THE Committee on Appropriations of the House of Representatives met yesterday to begin deliberation on the proposed national budget for 2020.
The House is determined to avoid the debacle last year when Congress was able to approve the national budget for signing by President Duterte only last March, when it should have been approved in December, 2018, so the government could begin to use it at the start of the new year 2019.
The delay was caused by a dispute between the House and the Senate on P75 billion which some congressmen insisted on including in the budget, a huge amount the senators suspected to be “pork barrel” funds intended to benefit some congressmen. That delay was truly unfortunate, for it kept the government from initiating important economic and social programs, such as many public works projects and salary increases.
At the center of last year’s dispute in Congress was the practice of “parking” billions of public funds in various areas of the budget without any specific details on how and where they are to be used.
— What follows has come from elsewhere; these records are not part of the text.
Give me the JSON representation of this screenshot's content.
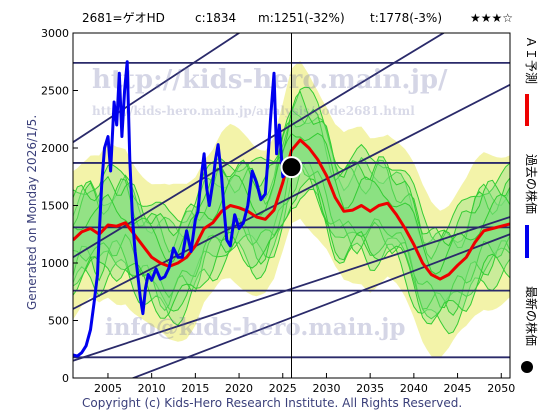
{
  "header": {
    "code_name": "2681=ゲオHD",
    "current": "c:1834",
    "min": "m:1251(-32%)",
    "target": "t:1778(-3%)",
    "stars": "★★★☆"
  },
  "side_label": "Generated on Monday 2026/1/5.",
  "footer": "Copyright (c) Kids-Hero Research Institute. All Rights Reserved.",
  "watermarks": {
    "url_big": "http://kids-hero.main.jp/",
    "url_small": "http://kids-hero.main.jp/analysis/code2681.html",
    "email": "info@kids-hero.main.jp"
  },
  "legend": {
    "forecast": "ＡＩ予測",
    "past": "過去の株価",
    "latest": "最新の株価"
  },
  "colors": {
    "past": "#0000ee",
    "forecast": "#ee0000",
    "band_green": "#33cc33",
    "band_yellow": "#f2f2a0",
    "channel": "#2a2a6a",
    "latest_dot": "#000000"
  },
  "chart_data": {
    "type": "line",
    "xlim": [
      2001,
      2051
    ],
    "ylim": [
      0,
      3000
    ],
    "x_ticks": [
      2005,
      2010,
      2015,
      2020,
      2025,
      2030,
      2035,
      2040,
      2045,
      2050
    ],
    "y_ticks": [
      0,
      500,
      1000,
      1500,
      2000,
      2500,
      3000
    ],
    "horizontal_levels": [
      180,
      760,
      1310,
      1870,
      2740
    ],
    "latest_point": {
      "x": 2026.0,
      "y": 1834
    },
    "series": [
      {
        "kind": "past",
        "x": [
          2001.0,
          2001.5,
          2002.0,
          2002.5,
          2003.0,
          2003.4,
          2003.8,
          2004.0,
          2004.3,
          2004.6,
          2005.0,
          2005.3,
          2005.7,
          2006.0,
          2006.3,
          2006.6,
          2006.9,
          2007.2,
          2007.5,
          2007.8,
          2008.1,
          2008.4,
          2008.7,
          2009.0,
          2009.3,
          2009.6,
          2010.0,
          2010.5,
          2011.0,
          2011.5,
          2012.0,
          2012.5,
          2013.0,
          2013.5,
          2014.0,
          2014.5,
          2015.0,
          2015.3,
          2015.6,
          2016.0,
          2016.3,
          2016.6,
          2017.0,
          2017.3,
          2017.6,
          2018.0,
          2018.3,
          2018.6,
          2019.0,
          2019.5,
          2020.0,
          2020.5,
          2021.0,
          2021.5,
          2022.0,
          2022.5,
          2023.0,
          2023.3,
          2023.6,
          2024.0,
          2024.3,
          2024.6,
          2025.0,
          2025.5,
          2026.0
        ],
        "y": [
          200,
          190,
          220,
          280,
          420,
          650,
          900,
          1250,
          1700,
          2000,
          2100,
          1800,
          2400,
          2200,
          2650,
          2100,
          2500,
          2750,
          1900,
          1400,
          1100,
          900,
          700,
          560,
          780,
          900,
          850,
          950,
          860,
          880,
          960,
          1130,
          1050,
          1050,
          1280,
          1100,
          1380,
          1450,
          1700,
          1950,
          1650,
          1500,
          1700,
          1900,
          2030,
          1750,
          1450,
          1200,
          1150,
          1420,
          1300,
          1350,
          1500,
          1800,
          1700,
          1550,
          1600,
          1900,
          2250,
          2650,
          1950,
          2200,
          1750,
          1800,
          1834
        ]
      },
      {
        "kind": "forecast",
        "x": [
          2001.0,
          2002.0,
          2003.0,
          2004.0,
          2005.0,
          2006.0,
          2007.0,
          2008.0,
          2009.0,
          2010.0,
          2011.0,
          2012.0,
          2013.0,
          2014.0,
          2015.0,
          2016.0,
          2017.0,
          2018.0,
          2019.0,
          2020.0,
          2021.0,
          2022.0,
          2023.0,
          2024.0,
          2025.0,
          2026.0,
          2027.0,
          2028.0,
          2029.0,
          2030.0,
          2031.0,
          2032.0,
          2033.0,
          2034.0,
          2035.0,
          2036.0,
          2037.0,
          2038.0,
          2039.0,
          2040.0,
          2041.0,
          2042.0,
          2043.0,
          2044.0,
          2045.0,
          2046.0,
          2047.0,
          2048.0,
          2049.0,
          2050.0,
          2051.0
        ],
        "y": [
          1200,
          1270,
          1300,
          1250,
          1330,
          1320,
          1350,
          1250,
          1150,
          1050,
          1000,
          970,
          1000,
          1050,
          1150,
          1300,
          1350,
          1450,
          1500,
          1480,
          1450,
          1400,
          1380,
          1460,
          1700,
          1980,
          2070,
          2000,
          1900,
          1760,
          1570,
          1450,
          1460,
          1500,
          1450,
          1500,
          1520,
          1420,
          1300,
          1160,
          1000,
          900,
          860,
          900,
          980,
          1050,
          1180,
          1280,
          1300,
          1320,
          1340
        ]
      }
    ]
  }
}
There was P54 billion listed for “flood mitigation.” There was P75 billion placed in the budget for the Department of Public Works and Highways, but without any specific projects.
The P75 billion was specially suspect; it could be used later for any projects proposed by some congressmen. Such discretionary funds had been declared illegal by the Supreme Court in 2014.
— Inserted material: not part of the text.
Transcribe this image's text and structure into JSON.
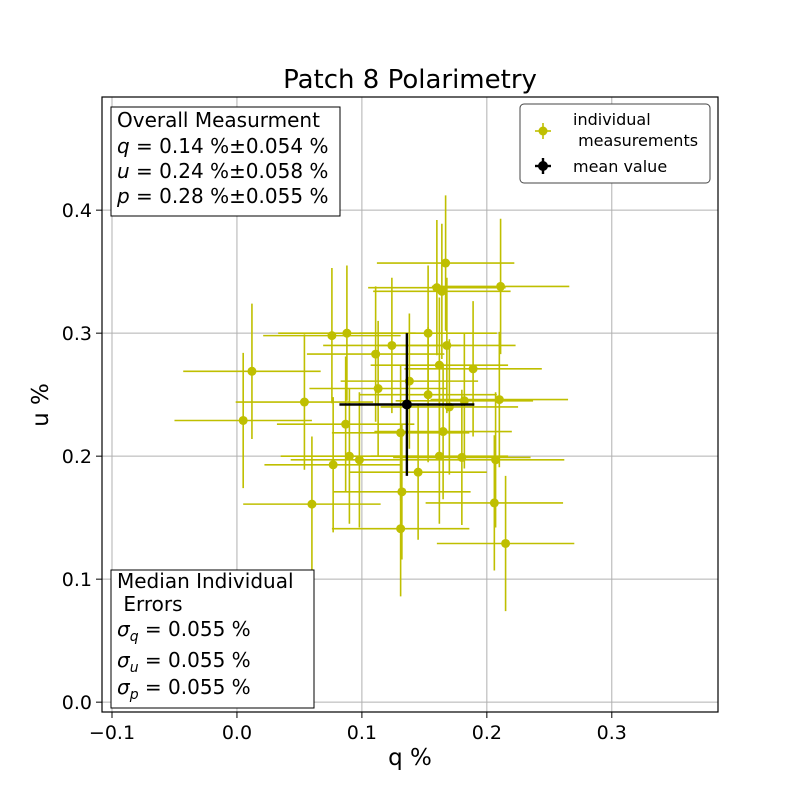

This year, acting Budget Secretary Wendel Avisado assured, there are no parked funds in the proposed budget he submitted to the House last Tuesday. “Every centavo has an identified purpose,” he said.
With the public attention focused on the budget this year, we are confident that we will not have last year’s problem of parked funds. We expect the coming budget deliberations to be open and businesslike, as congressmen, and later the senators, examine the proposed budget.
It will be a record P4.1-trillion 2020 national budget, 12 percent higher than the P3.662-trillion 2019 budget. It includes P1.25 trillion for education and other social services, P1.18 trillion for economic services, P734.5 billion for general public services, P451 billion for debt burden, and P195.6 billion for defense.
We have today a great start on the budget in Congress. We have, it is hoped, learned our lesson from last year’s experience when we tolerated the antics of certain congressmen seeking to benefit from budget funds. We have a new Congress and we should have no problem of the kind we had last year.